De in grote getale uitgerukte brandweer kon met grote moeite en met inzet van veel materieel voorkomen dat de brand oversloeg naar andere delen van de brouwerij. Uiteindelijk ging alleen de zolder van het nieuwe gedeelte van de brouwerij verloren.
Pasteuriseren
In 1912 werd begonnen met het pasteuriseren van het bier: metalen 'cellen' werden volgeladen met gevulde en afgesloten flessen bier. Deze cellen werden vervolgens met behulp van een hijsapparaat in het met water gevulde pasteuriseerapparaat gezet. Door stoom werd het water langzaam op de gewenste temperatuur (voor bier ca. 65° C.) gebracht, de vereiste tijd (20 minuten) daarop gehouden, daarna weer langzaam afgekoeld. De flessen bleven op hun plaats en het water circuleerde er omheen. Veertien mensen waren nodig om de aanvoer uit de tapmachine te verwerken. Pas eind jaren 50 werd een nieuw, volautomatisch pasteuriseerapparaat aangeschaft, dat in staat was om per uur 20.000 zogenoemde kroontjesflessen met een inhoud van 30 cl. of 12.000 pullen met een inhoud van 45 cl. te pasteuriseren. Pasteuriseren van bier is vooral belangrijk om het bier langer houdbaar te maken. Aangezien een groot deel van het door de Z.H.B. gebrouwen bier voor de exportmarkt bestemd was, was pasteuriseren nodig.
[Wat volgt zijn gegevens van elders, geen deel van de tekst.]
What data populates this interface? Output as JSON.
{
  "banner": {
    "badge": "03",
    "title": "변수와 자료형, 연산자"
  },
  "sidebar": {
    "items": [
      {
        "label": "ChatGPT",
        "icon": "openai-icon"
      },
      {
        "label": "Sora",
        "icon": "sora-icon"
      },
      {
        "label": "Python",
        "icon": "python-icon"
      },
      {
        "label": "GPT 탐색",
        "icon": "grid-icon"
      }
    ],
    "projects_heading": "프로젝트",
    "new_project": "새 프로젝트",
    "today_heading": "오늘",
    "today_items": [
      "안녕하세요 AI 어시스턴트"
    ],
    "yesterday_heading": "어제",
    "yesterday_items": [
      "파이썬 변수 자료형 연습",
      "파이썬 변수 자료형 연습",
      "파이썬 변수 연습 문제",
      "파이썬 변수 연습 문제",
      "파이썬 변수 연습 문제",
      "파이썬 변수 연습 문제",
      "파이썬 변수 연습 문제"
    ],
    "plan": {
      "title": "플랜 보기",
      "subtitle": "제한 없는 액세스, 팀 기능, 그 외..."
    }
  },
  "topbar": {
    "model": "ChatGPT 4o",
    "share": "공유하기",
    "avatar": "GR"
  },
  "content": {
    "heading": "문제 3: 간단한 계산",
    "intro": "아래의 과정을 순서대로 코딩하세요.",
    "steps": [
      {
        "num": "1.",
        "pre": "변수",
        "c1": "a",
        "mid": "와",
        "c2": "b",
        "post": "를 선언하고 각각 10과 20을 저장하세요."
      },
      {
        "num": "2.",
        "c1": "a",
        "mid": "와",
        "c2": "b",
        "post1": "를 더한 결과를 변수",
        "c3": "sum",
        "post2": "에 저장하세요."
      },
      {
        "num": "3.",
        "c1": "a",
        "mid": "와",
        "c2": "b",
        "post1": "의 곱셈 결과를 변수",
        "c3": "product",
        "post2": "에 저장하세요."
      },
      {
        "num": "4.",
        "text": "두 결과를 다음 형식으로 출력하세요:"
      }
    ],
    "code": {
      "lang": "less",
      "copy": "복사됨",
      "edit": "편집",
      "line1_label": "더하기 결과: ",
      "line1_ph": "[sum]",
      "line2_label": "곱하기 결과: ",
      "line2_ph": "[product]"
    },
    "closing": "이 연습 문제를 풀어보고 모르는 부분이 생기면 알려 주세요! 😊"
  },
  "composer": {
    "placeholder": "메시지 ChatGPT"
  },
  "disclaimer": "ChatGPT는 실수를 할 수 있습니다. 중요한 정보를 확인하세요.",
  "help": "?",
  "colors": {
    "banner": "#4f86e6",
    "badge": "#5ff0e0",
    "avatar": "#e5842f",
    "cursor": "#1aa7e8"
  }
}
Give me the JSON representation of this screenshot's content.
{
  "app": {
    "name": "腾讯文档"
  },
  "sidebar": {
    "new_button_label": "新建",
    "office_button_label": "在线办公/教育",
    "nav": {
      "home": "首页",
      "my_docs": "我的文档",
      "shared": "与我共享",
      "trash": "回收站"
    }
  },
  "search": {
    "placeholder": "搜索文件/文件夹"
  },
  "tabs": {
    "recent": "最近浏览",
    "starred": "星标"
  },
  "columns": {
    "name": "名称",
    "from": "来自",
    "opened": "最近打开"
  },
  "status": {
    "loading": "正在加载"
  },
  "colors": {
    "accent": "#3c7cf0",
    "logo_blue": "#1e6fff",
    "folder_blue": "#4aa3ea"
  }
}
Uitbundig ingekleurde verhalen deden de ronde over de brouwerij en haar medewerkers. Zoals het verhaal over een man die tot vier keer toe op staande voet ontslag kreeg wegens overmatig biergebruik tijdens werktijd. Evenzoveel keren mocht hij terugkeren wanneer de boosheid was geluwd en het toch wel erg gewaardeerde personeelslid weer stevig op de benen stond.
Export
In 1913 werd een begin gemaakt met het exporteren van bier. Eerst naar Engeland, later over de hele wereld. In 1914 werd de Z.H.B. door de Nederlandse overheid gevraagd om de gehele Nederlandse brouwindustrie te vertegenwoordigen op de Wereldtentoonstelling in San Francisco. In 1918 werd Z.H.B.-bier o.a. verkocht door P & O Steam Navigation Company, en Gordon & Fredericks Hotels in Londen. Er werden kantoren geopend in Amsterdam, Batavia, Soerabaya, Londen, Parijs en Brussel. De export is in de loop der jaren uitgegroeid tot een belangrijk onderdeel van de brouwerij. Werd in 1914/15 nog ca. 9900 hl. geëxporteerd, in 1924/25 was dit reeds gegroeid tot 19.700 hl. (De totale omzet bedroeg in dat boekjaar 129.600 hl.).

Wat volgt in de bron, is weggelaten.